On the wings of national service
Kate Azumah
The official at the National Service Secretariat was baffled by the adamance of the two recruits. Why would anyone insist on posting to a remote village when a town with better amenities was available? Most recruits would have paid money for the offer. He even voiced his suspicion that the young men were spies.
Michael and Eben were part of a long line of missionaries with Operation Serve Global (OSG). During six weeks of residential missions training, they had laboured in prayer for the Builsa community. They had imagined their ten-month stay and the impact they envisioned for Christ. An alternative posting, however attractive, was not the plan.
Operation Serve Global
OSG trains and sends young people as missionaries to the unreached while they do their National Service. In Ghana, National Service is mandatory for all graduates of tertiary institutions. The government dispatches thousands of them annually to serve in various sectors of national employment and pays them monthly allowances.
The Lead Coordinator for OSG, Mrs. Richess Okai, recalls, “The decision to send National Service persons was inspired by the Holy Spirit. The second factor was the need we saw in unreached communities: a lack of school teachers, the youth unfamiliar with the educational system, and no knowledge of Jesus Christ.”
OSG recruits potential National Service missionaries by organizing mobilization events in campuses. Upon completing their schooling, recruits enter the Potter’s House Training Institute. They are equipped with relevant tools to become effective missionaries and agents of positive transformation.
Since it began in 2012, God has brought 174 “legates” ̶ the special term for OSG missionaries. Some of them have served in Muslim communities. Legates have planted churches, raised disciples, and initiated vocational training and reading and writing clubs.
“Since our missionaries receive monthly allowances for their National Service, the burden of providing for their upkeep is not heavy[1]. Nevertheless, they still raise support for projects they decide to carry out on the field,” Mrs. Okai shares.
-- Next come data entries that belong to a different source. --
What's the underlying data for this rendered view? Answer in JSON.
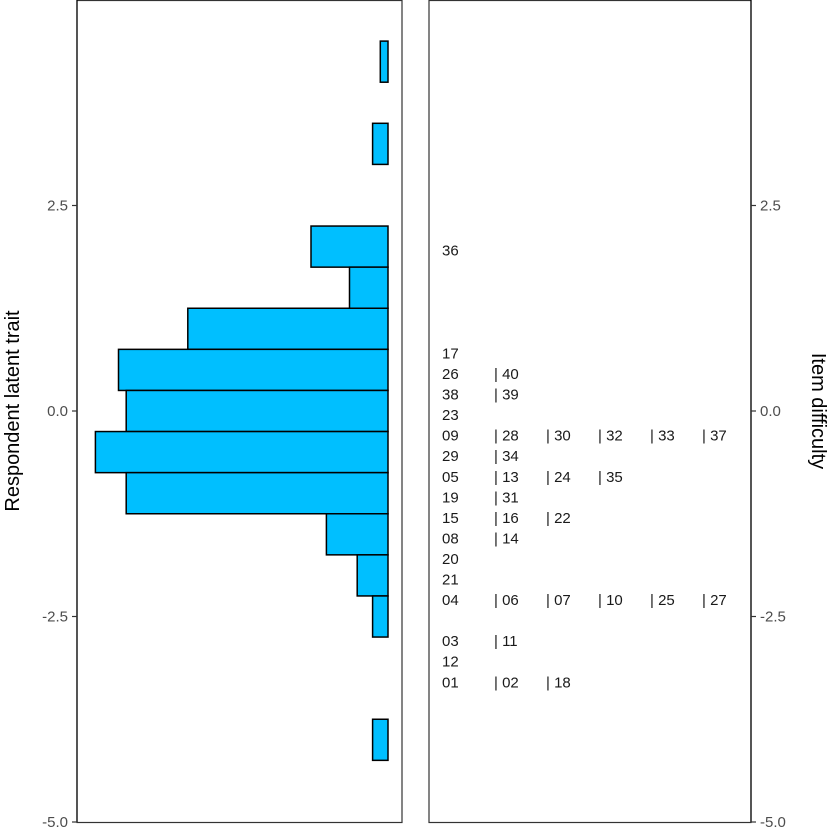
{
  "chart_data": {
    "type": "wright_map",
    "left_panel": {
      "type": "histogram",
      "orientation": "horizontal",
      "ylabel": "Respondent latent trait",
      "yticks": [
        "2.5",
        "0.0",
        "-2.5",
        "-5.0"
      ],
      "ylim": [
        -5.0,
        5.0
      ],
      "bar_color": "#00BFFF",
      "bins": [
        {
          "y_low": 4.0,
          "y_high": 4.5,
          "count": 1
        },
        {
          "y_low": 3.0,
          "y_high": 3.5,
          "count": 2
        },
        {
          "y_low": 1.75,
          "y_high": 2.25,
          "count": 10
        },
        {
          "y_low": 1.25,
          "y_high": 1.75,
          "count": 5
        },
        {
          "y_low": 0.75,
          "y_high": 1.25,
          "count": 26
        },
        {
          "y_low": 0.25,
          "y_high": 0.75,
          "count": 35
        },
        {
          "y_low": -0.25,
          "y_high": 0.25,
          "count": 34
        },
        {
          "y_low": -0.75,
          "y_high": -0.25,
          "count": 38
        },
        {
          "y_low": -1.25,
          "y_high": -0.75,
          "count": 34
        },
        {
          "y_low": -1.75,
          "y_high": -1.25,
          "count": 8
        },
        {
          "y_low": -2.25,
          "y_high": -1.75,
          "count": 4
        },
        {
          "y_low": -2.75,
          "y_high": -2.25,
          "count": 2
        },
        {
          "y_low": -4.25,
          "y_high": -3.75,
          "count": 2
        }
      ]
    },
    "right_panel": {
      "type": "item_map",
      "ylabel": "Item difficulty",
      "yticks": [
        "2.5",
        "0.0",
        "-2.5",
        "-5.0"
      ],
      "ylim": [
        -5.0,
        5.0
      ],
      "rows": [
        {
          "y": 1.95,
          "items": [
            "36"
          ]
        },
        {
          "y": 0.7,
          "items": [
            "17"
          ]
        },
        {
          "y": 0.45,
          "items": [
            "26",
            "| 40"
          ]
        },
        {
          "y": 0.2,
          "items": [
            "38",
            "| 39"
          ]
        },
        {
          "y": -0.05,
          "items": [
            "23"
          ]
        },
        {
          "y": -0.3,
          "items": [
            "09",
            "| 28",
            "| 30",
            "| 32",
            "| 33",
            "| 37"
          ]
        },
        {
          "y": -0.55,
          "items": [
            "29",
            "| 34"
          ]
        },
        {
          "y": -0.8,
          "items": [
            "05",
            "| 13",
            "| 24",
            "| 35"
          ]
        },
        {
          "y": -1.05,
          "items": [
            "19",
            "| 31"
          ]
        },
        {
          "y": -1.3,
          "items": [
            "15",
            "| 16",
            "| 22"
          ]
        },
        {
          "y": -1.55,
          "items": [
            "08",
            "| 14"
          ]
        },
        {
          "y": -1.8,
          "items": [
            "20"
          ]
        },
        {
          "y": -2.05,
          "items": [
            "21"
          ]
        },
        {
          "y": -2.3,
          "items": [
            "04",
            "| 06",
            "| 07",
            "| 10",
            "| 25",
            "| 27"
          ]
        },
        {
          "y": -2.8,
          "items": [
            "03",
            "| 11"
          ]
        },
        {
          "y": -3.05,
          "items": [
            "12"
          ]
        },
        {
          "y": -3.3,
          "items": [
            "01",
            "| 02",
            "| 18"
          ]
        }
      ]
    }
  }
}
Pascal, an OSG missionary, was asked if doing missions this way was akin to robbing the government. “We are not forsaking our duties as government workers. We are rather encouraged to take it seriously and go a step further to initiate positive community transformation. This is not robbing the government. It’s rather helping.”
The Kingdom Projects
“What God has made easy, we shouldn’t make difficult,” says Ps. Sola Adebayo of The Kingdom Projects (TKP) in Nigeria. “The Master did not say, ‘resign your job and go into the world’. He simply said, ‘Go into all the world and preach.’” With this conviction, he rallies Christian professionals, technicians, and artisans to reach unreached nations with the gospel.
TKP is intentional about this call and understands the need to provide platforms for every Jesus follower to engage in missions.
Where there is a will, there is a way, and TKP has found sustainable ways to train government-paid workers to serve as missionaries in their postings. This approach reduces the burden of raising personal support.
Ps. Adebayo describes other benefits too. Government-paid workers may have access to places that are inaccessible or hostile to traditional missionaries. The community more readily accepts them, and their government work opens doors otherwise closed to the gospel.
TKP’s Tentmakers Institute tailors missions training for those who combine it with their government work. Their trained missionaries have proved effective in evangelism, disciple-making, church-planting, missions mobilization, medical missions, and community development activities.
Ps Sola shares the story of Mudu*, a Fulani who came to faith through the ministry of TKP’s missionary-teachers. He listened regularly to the solar-powered Bible he was given. Upon learning about Jesus’ baptism, he requested to be baptized. The missionary-teachers gladly obliged, but they did so secretly, away from the prying eyes of a Muslim community.
A large part of the African church still needs to be mobilized for missions. For the few who catch the vision and sense the call to go, raising support remains a hurdle. Operation Serve Global and The Kingdom Projects have found a way to circumvent this by training and sending government-paid workers to join the missions force to the unreached.